The apparent political muscle of white working-class voters in the United States has been further validated by the rise of the radical right across Europe, and especially by the surprising victory of the Brexit vote last summer and the formidable run that Marine Le Pen of the National Front made for the French presidency this spring. In both cases, it seemed that older white voters from declining industrial districts, many of whom had once voted for the Labour Party in Britain or the Socialists and Communists in France, moved to the right, venting their discontent at the consequences of globalization and immigration—a so-called populist wave, as many media outlets described it.

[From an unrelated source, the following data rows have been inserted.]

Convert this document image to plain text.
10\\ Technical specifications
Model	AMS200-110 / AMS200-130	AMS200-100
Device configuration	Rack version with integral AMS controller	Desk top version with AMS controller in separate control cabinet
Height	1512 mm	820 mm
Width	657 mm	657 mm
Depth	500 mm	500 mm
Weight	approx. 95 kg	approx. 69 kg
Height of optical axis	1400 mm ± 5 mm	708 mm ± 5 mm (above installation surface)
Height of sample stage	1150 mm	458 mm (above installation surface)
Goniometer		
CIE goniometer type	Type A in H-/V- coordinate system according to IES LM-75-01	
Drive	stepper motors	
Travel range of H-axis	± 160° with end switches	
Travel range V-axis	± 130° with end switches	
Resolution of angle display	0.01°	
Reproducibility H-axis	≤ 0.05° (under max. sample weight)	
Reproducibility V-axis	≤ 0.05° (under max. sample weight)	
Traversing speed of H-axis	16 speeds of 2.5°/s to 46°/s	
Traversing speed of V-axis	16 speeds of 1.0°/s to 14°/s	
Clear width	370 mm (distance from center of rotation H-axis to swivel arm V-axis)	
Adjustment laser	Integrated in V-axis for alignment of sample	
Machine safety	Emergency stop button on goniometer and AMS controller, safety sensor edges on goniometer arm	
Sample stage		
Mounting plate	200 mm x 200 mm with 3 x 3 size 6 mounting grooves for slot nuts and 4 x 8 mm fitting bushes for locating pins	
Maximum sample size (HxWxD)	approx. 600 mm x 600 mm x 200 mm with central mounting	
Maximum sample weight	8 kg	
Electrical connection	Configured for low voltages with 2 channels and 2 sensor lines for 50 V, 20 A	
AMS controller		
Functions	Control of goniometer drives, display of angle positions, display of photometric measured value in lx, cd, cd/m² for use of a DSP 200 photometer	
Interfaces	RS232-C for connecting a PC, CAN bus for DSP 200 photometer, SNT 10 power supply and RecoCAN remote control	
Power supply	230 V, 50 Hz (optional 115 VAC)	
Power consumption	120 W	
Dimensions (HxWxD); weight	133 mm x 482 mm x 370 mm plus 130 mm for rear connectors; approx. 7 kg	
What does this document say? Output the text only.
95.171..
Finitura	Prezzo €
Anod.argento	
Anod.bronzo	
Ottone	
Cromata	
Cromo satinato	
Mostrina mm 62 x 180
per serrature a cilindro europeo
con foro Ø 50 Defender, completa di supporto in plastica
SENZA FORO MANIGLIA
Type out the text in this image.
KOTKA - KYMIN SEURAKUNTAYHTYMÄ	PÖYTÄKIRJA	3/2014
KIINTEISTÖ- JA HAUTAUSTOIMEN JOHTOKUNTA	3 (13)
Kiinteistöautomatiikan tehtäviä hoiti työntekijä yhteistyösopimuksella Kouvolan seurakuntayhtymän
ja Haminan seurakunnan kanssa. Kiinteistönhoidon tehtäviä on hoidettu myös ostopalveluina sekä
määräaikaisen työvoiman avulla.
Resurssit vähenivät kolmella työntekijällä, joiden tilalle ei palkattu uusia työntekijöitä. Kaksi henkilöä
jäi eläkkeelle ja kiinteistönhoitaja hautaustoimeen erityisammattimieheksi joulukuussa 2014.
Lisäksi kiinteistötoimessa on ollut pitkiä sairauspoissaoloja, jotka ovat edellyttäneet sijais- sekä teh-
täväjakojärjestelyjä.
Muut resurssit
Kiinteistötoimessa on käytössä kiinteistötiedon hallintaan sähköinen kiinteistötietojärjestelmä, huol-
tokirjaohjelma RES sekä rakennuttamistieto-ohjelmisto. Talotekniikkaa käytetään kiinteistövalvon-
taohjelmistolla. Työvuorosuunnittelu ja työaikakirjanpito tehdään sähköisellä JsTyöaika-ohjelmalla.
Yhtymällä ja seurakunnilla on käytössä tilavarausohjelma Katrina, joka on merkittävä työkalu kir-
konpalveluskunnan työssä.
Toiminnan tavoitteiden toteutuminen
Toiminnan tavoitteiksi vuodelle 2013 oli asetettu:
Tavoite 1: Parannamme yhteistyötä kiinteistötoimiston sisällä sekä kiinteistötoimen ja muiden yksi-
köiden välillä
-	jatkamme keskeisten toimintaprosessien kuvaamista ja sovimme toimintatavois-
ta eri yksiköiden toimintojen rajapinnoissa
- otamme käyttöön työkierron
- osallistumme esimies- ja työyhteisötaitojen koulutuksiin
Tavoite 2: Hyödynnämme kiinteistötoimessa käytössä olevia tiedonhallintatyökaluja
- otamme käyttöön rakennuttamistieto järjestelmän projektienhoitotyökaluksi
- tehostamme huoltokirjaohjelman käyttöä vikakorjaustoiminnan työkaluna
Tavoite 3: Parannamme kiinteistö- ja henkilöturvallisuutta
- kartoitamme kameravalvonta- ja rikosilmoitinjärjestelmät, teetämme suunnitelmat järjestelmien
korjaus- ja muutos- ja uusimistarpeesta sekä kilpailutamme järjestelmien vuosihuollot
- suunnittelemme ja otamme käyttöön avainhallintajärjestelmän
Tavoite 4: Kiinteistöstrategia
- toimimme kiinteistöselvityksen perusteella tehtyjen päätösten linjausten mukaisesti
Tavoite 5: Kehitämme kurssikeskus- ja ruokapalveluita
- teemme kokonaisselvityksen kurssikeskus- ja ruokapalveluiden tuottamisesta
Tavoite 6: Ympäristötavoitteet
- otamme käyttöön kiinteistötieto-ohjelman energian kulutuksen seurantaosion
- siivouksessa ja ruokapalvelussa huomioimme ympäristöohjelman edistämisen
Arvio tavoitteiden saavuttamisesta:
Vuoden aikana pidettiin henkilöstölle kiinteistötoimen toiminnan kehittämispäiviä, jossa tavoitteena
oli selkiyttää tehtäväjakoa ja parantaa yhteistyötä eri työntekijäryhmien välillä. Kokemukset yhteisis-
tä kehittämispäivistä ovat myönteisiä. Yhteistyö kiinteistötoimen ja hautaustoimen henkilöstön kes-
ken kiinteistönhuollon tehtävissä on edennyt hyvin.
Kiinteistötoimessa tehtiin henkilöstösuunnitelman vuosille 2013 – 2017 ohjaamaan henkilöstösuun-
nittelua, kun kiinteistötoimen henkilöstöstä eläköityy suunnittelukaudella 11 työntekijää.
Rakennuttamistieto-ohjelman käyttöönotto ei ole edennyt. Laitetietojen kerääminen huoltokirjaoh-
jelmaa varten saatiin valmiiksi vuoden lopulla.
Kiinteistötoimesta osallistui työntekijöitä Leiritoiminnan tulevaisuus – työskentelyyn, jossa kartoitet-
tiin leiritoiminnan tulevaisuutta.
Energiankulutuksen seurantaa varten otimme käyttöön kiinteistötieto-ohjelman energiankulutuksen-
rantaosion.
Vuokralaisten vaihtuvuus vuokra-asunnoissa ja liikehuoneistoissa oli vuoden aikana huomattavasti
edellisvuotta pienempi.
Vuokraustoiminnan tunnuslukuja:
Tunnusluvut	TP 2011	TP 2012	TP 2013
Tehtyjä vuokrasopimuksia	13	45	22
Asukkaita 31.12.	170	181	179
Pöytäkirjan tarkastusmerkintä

Scholars and writers haven’t been slow to sink their teeth, both descriptively and analytically, into this phenomenon. In fact, over the course of Trump’s campaign, a burst of new works of memoir, history, and sociology—-including J.D. Vance’s Hillbilly Elegy (2016), Nancy Isenberg’s White Trash (2016), Carol Anderson’s White Rage (2016), and Justin Gest’s The New Minority (2016)—appeared to have anticipated the emergence of the white working class as a significant political actor. Each of these books offers a different vantage point from which to view the discontent of white working-class people; taken together, they provide us with a look into the travails, anxieties, and developing rage of a constituency that is often depicted as helping to fuel this period of political reaction. With the exception of Gest’s book, they illustrate some of the limits that emerge when the phrase “white working class” is invoked and, as a result, remind us of the dangers of homogenizing white workers politically. They also serve as a reminder of just how little we still know about the moment we are in.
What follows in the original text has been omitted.